Juego con
piezas que no tienen un tablero y mi vida se mueve como un payaso en la cuerda
floja. Que ironía creer que no puedo sobrellevar las pequeñas cosas teniendo
tan poca edad. Que absurdo creer que tus suaves palabras en algunos momentos
parecieran verdades. Que inoportuna es siempre tu presencia. Qué difícil es
seguir pensándote, que difícil es encontrar la cura para dejar de hacerlo.
Planear una vida no planeada, es empezar de cero algo que solo se empezó una
vez. Comienza el comienzo, da paso a un tropiezo. Entendí que levantarme luego
de caer, no es empezar de nuevo. Es simplemente seguir con lo que ya venía, es
no poder renunciar a lo que ya está establecido, es buscar en caras ajenas ese
vacío que solo está en nuestro interior.
Dar paso a
esas alegrías que vienen cada tanto y nos sacan una mueca, no es ser felices.
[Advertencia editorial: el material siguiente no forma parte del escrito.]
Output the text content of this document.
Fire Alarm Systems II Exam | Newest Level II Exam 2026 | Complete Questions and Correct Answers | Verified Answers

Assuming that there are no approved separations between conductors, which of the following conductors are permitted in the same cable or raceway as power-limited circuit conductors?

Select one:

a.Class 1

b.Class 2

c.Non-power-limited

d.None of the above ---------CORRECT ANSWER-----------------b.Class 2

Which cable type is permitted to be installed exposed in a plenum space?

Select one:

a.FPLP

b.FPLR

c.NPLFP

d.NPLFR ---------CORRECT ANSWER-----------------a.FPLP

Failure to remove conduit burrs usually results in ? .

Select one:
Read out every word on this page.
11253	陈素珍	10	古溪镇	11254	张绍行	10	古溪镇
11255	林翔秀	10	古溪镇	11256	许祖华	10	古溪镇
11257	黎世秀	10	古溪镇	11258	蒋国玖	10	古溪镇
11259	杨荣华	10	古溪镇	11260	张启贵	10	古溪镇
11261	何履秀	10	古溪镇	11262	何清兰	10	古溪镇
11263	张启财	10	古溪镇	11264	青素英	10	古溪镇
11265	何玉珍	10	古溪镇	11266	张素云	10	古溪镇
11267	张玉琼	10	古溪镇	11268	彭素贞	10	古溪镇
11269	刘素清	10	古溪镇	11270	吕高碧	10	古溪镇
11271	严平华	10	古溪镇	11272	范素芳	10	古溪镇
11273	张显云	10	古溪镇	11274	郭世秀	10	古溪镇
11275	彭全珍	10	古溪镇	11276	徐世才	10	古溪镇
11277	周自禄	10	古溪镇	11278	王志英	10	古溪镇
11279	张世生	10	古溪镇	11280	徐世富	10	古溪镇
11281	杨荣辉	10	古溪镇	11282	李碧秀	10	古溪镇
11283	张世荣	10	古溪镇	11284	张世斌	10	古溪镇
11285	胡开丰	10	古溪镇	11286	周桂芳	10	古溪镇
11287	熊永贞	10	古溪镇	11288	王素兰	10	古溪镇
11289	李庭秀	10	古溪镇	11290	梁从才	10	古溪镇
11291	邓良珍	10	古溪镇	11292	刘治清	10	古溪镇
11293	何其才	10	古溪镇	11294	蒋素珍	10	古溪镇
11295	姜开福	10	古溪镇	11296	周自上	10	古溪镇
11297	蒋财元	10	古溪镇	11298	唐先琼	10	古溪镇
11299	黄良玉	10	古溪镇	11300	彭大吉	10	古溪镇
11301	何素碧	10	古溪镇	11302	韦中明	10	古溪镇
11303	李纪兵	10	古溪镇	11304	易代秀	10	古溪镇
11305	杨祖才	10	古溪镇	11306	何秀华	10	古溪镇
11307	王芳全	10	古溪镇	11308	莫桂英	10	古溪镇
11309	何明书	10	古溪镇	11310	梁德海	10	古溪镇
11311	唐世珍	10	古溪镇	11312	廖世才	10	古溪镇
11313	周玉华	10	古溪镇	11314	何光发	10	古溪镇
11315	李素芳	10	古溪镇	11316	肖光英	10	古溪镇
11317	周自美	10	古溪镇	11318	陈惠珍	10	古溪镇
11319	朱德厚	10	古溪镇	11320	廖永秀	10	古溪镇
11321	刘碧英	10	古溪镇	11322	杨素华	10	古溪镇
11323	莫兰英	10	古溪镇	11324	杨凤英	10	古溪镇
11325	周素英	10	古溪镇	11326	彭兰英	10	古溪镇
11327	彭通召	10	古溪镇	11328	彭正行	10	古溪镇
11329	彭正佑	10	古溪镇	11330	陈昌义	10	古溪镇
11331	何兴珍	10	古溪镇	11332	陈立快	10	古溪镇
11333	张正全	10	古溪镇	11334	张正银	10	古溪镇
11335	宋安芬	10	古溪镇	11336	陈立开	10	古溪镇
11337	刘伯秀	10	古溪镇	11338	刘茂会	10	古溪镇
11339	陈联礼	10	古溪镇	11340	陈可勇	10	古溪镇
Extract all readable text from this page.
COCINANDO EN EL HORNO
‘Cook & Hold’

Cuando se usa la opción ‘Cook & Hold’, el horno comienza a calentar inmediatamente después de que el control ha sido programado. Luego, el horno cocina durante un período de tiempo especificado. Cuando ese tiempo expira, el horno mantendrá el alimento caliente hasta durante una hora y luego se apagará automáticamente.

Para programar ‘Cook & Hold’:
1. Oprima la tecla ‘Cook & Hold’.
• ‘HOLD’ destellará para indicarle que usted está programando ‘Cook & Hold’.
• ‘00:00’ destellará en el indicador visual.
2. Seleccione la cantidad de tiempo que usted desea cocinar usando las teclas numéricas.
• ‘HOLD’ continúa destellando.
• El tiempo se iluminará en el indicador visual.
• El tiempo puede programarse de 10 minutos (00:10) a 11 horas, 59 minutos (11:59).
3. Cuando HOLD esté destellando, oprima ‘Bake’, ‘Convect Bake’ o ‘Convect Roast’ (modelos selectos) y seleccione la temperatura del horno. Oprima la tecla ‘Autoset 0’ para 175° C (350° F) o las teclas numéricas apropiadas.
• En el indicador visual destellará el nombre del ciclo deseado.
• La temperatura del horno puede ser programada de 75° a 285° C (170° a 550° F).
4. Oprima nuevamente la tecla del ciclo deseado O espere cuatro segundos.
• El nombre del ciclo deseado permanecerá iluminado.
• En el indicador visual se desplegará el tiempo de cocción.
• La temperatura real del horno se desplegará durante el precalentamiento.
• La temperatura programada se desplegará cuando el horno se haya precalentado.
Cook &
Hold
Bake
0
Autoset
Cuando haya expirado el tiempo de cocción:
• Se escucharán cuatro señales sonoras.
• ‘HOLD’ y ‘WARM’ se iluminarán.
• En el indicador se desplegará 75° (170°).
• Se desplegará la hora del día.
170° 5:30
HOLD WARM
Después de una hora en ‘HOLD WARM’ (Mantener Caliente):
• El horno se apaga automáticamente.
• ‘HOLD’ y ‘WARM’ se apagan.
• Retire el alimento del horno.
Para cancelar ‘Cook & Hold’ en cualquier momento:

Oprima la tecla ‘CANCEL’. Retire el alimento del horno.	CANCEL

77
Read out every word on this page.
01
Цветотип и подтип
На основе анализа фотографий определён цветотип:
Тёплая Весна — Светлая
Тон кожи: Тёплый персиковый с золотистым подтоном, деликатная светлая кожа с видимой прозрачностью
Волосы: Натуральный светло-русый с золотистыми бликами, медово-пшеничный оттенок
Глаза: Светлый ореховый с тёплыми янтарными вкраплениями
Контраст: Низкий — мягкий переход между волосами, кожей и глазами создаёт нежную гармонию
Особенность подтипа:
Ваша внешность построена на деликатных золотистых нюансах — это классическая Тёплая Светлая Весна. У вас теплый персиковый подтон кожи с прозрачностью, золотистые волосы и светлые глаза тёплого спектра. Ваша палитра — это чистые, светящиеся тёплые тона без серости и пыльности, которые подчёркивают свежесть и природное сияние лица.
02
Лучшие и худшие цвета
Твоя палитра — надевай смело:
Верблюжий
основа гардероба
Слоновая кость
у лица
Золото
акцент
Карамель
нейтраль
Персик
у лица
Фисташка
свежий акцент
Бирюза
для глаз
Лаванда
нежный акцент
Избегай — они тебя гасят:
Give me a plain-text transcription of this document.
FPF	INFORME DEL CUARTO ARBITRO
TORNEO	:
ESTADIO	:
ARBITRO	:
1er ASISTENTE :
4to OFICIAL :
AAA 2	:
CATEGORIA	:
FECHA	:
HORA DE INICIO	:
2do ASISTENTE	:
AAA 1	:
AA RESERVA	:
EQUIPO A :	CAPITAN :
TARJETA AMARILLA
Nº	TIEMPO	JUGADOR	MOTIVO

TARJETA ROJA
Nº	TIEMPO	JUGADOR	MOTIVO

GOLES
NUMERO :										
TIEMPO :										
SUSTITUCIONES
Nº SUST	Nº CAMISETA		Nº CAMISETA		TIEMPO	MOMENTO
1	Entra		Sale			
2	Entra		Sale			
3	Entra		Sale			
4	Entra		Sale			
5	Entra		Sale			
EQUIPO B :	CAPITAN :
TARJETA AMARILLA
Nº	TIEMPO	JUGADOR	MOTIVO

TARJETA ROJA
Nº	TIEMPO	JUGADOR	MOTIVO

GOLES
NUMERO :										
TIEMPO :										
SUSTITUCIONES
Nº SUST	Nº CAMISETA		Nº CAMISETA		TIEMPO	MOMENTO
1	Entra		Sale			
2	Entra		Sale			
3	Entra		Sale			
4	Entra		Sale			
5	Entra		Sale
Entendí que buscar ese consuelo en brazos ajenos, solo nos templa una tarde en
que hace frío. Pero la magia de la confusión comenzó a desgastarme, conflictos
internos acarrea mi ser, paseando por la vereda con la sonrisa pintada. Trato
de entenderme cada noche, de conversar con esa voz que muchas veces te dice lo
que no quieres oír, busco respuestas, indago en las preguntas y siempre termino
viendo tu cara. Sea apenas despierto o antes de dormir. Que inoportuna es
siempre tu presencia. Sabes que soy vulnerable a tus palabras, sabes que un
roce sutil puede destruir todo el pasado que reconstruí, escalón por escalón
para ser hoy quien soy y echarte al olvido, sin culpa.
No aparezcas
otra vez, o esfúmate si ya te has marchado. Vete a donde a siempre estuviste,
oculto para que no pueda verte. Dile a tu sombra que no persiga mis sueños, y
al umbral de tus palabras bonitas que marchen a otro oído dispuesto a escuchar.